Осмотр дворца не доставил Пушкину особого удовольствия, и он «обошел его с досадою на небрежение, в котором он истлевает, и на полуевропейские переделки некоторых комнат». Однако свое описание современного состояния дворца в эпилоге «Бахчисарайского фонтана» Пушкин считал «подробным и верным».
В то время Пушкин еще не придавал значения исторической точности и подробностям в произведениях с историческим сюжетом. Он не стал бы рыться в архивах или скакать за тысячи верст за этими подробностями, как делал позднее. Для «Бахчисарайского фонтана» не производил он особых разысканий, а «суеверно перекладывал в стихи рассказ молодой женщины»[92]

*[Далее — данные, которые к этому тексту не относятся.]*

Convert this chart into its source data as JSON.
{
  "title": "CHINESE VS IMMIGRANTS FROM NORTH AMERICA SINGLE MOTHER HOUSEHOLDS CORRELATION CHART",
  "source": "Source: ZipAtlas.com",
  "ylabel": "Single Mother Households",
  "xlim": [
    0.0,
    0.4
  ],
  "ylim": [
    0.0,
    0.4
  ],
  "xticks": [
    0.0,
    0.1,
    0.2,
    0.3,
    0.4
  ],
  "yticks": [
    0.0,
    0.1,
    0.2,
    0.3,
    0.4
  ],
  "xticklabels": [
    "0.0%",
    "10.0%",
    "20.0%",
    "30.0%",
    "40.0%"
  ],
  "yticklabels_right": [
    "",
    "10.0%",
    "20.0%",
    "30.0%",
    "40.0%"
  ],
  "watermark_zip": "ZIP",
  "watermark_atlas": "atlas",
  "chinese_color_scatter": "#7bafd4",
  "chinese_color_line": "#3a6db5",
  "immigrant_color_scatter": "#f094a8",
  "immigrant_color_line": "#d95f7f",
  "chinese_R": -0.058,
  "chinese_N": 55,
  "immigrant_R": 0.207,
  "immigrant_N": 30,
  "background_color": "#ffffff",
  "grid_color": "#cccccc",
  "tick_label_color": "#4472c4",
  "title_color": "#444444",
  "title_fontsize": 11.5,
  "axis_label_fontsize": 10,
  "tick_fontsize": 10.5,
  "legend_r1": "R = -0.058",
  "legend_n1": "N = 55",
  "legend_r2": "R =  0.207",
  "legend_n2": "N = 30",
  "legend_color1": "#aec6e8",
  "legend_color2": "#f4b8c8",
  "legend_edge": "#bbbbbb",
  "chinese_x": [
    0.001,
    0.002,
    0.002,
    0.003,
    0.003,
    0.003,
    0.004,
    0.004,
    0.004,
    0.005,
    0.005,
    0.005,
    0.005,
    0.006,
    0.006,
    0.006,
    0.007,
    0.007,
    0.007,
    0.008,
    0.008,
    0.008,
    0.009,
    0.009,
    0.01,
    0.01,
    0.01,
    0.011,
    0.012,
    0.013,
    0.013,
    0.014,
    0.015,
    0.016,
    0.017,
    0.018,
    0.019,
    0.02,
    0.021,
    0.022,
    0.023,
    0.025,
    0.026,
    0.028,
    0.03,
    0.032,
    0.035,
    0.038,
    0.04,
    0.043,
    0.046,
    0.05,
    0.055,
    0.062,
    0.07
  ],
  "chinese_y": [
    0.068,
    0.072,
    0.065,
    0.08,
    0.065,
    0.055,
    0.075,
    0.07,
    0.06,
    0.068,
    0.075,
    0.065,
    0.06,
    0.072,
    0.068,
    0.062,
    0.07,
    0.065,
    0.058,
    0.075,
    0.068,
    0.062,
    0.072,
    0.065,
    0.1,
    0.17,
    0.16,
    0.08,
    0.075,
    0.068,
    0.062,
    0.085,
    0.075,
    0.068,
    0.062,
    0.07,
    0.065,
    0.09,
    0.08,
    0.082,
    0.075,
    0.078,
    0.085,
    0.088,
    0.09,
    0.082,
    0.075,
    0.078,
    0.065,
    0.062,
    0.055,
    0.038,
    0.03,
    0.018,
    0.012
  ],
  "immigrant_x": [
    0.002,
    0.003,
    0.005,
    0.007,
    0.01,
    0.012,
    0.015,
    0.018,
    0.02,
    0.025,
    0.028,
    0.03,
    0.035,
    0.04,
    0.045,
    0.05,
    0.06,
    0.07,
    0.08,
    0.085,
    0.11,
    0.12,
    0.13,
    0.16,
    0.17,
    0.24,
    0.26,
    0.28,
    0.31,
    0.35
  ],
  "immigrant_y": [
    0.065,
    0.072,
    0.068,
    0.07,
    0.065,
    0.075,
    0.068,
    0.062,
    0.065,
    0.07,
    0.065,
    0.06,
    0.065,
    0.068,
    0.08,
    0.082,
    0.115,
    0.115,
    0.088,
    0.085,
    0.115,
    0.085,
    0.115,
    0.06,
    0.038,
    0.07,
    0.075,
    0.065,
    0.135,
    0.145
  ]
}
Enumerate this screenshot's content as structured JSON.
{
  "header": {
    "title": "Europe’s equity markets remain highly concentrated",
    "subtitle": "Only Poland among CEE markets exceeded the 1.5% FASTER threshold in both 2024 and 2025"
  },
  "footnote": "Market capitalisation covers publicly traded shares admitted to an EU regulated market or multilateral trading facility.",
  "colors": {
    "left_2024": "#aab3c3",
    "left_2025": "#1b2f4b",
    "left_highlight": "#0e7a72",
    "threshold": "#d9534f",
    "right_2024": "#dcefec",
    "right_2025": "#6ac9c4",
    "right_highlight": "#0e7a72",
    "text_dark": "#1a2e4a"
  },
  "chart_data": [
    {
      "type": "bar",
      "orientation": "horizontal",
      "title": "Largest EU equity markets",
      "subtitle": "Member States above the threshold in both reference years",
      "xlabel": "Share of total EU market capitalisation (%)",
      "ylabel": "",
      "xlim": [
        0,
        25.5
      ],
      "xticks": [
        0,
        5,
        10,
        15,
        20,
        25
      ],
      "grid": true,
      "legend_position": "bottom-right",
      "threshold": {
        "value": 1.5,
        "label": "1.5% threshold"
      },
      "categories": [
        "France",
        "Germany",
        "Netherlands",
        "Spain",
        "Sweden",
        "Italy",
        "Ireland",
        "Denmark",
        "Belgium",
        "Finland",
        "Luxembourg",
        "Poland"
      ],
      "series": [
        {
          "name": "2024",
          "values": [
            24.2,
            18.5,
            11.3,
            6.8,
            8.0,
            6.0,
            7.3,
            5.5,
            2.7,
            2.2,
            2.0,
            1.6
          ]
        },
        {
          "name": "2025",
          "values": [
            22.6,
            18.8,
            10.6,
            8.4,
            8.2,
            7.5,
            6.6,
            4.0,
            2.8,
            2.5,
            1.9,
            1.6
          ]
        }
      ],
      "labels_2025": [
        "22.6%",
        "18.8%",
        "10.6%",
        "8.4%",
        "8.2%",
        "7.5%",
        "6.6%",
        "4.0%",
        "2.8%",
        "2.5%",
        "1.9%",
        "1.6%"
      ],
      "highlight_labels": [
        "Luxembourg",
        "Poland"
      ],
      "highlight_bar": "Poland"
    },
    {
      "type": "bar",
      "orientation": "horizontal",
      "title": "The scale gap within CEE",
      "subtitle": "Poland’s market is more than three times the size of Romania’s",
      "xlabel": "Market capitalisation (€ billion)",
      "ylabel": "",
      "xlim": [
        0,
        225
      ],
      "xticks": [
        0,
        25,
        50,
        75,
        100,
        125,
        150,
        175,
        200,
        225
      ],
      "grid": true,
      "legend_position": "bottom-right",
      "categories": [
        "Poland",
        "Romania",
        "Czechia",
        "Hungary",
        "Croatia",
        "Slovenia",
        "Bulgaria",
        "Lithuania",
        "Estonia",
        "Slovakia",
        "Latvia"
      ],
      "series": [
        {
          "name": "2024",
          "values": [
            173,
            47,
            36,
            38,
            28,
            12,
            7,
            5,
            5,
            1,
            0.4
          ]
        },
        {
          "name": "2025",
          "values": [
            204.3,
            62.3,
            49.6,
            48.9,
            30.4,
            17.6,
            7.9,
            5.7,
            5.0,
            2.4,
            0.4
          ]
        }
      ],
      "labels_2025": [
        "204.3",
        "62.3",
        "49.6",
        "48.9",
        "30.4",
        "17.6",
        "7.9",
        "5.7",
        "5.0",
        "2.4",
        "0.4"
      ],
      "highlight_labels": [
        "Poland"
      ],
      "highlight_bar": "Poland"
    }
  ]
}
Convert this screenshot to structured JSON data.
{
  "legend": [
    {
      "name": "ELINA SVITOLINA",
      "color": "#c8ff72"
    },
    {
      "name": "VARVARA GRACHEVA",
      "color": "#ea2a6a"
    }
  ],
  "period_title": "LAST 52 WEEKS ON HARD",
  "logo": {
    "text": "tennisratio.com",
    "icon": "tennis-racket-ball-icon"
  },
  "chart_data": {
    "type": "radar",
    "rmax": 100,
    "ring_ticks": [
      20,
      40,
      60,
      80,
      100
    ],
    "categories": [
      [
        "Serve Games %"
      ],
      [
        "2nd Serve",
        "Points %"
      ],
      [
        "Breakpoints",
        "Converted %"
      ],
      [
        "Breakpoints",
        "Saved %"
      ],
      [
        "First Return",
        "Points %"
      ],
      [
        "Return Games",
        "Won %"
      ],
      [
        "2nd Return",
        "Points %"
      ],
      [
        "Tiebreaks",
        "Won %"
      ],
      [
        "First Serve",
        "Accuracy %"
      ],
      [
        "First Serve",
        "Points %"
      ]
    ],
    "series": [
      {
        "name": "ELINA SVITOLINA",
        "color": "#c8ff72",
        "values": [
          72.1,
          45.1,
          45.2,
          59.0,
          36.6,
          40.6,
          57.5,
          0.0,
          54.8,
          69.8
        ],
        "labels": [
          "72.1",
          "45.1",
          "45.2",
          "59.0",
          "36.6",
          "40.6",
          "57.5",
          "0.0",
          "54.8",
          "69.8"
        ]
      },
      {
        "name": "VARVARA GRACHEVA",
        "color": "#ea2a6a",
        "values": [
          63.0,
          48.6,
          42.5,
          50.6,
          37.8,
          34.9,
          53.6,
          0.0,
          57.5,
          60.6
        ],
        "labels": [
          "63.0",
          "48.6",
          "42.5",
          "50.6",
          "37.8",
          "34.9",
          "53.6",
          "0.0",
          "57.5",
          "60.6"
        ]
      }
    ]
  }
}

.Пушкин довольствовался этим повествованием и тем, что видел в Бахчисарае. Он не думал изображать какого-нибудь реального Гирея (хотя события, правда, не без некоторых противоречий, соответствуют царствованию Крым-Гирея, т. е. 60-м годам XVIII века). В поэме Гирей должен был явиться лишь носителем тех мрачных черт, которыми отличались все крымские ханы, предводители хищнических набегов и разбоя.
Во время своего путешествия с генералом Раевским и общения с ним в Гурзуфе Пушкин, несомненно, получил много сведений по истории Тавриды. Он понял, что это «страна важная, но запущенная». Раевский в юности служил под началом Потёмкина и хорошо знал его. Путешествие по Новороссии (совместное с Пушкиным) вызвало его на разговоры о светлейшем. Он писал дочери в Гурзуф о том, что укоренилось ложное мнение, будто Потёмкин «всё начинал, ничего не кончил. Потёмкин заселил обширные степи, распространил границу до Днестра, сотворил Екатеринославль, Херсон, Николаев, флот Черного моря, уничтожил опасное гнездо неприятельское внутри России приобретением Крыма ‹…› а не докончил только круга жизни человеческой».
Через два года после того, в Кишиневе, Пушкин в «Исторических замечаниях» дал характеристику Потёмкину вполне в духе оценок Раевского. Он писал, что в длинном списке любимцев Екатерины, «обреченных презрению потомства, имя странного Потёмкина будет отмечено рукою истории ‹…› ему обязаны мы Черным морем…»
Пушкин резко осудил Екатерину за попустительство своим любимцам и любовникам и одного Потёмкина выделил из их толпы как человека большого размаха и своеобразного характера. В 30-е годы Пушкин особенно интересовался Потёмкиным и был знатоком его автографов. Тогда он и записал несколько анекдотов о Потёмкине со слов Загряжской и по воспоминаниям крымских рассказов генерала Раевского. Эти анекдоты вошли в так называемые «Застольные разговоры» и содержат довольно яркую характеристику светлейшего со всеми его отвратительными и привлекательными чертами. Он у Пушкина и самодур без стыда и совести, и человек справедливый. Он прозорлив и легковерен в одно и то же время. «Надменный в отношениях своих с вельможами, Потёмкин был снисходителен к низшим». Он знал, что такое война, и мог вдохновить такого воина, как Раевский. Потёмкин советовал ему «укреплять врожденную смелость частым обхождением с неприятелем».
Таков был светлейший князь Тавриды в записях Пушкина.
В 1825 году, через пять лет после Пушкина, Крым посетил другой поэт, автор незадолго до того нашумевшей комедии «Горе от ума» Александр Сергеевич Грибоедов.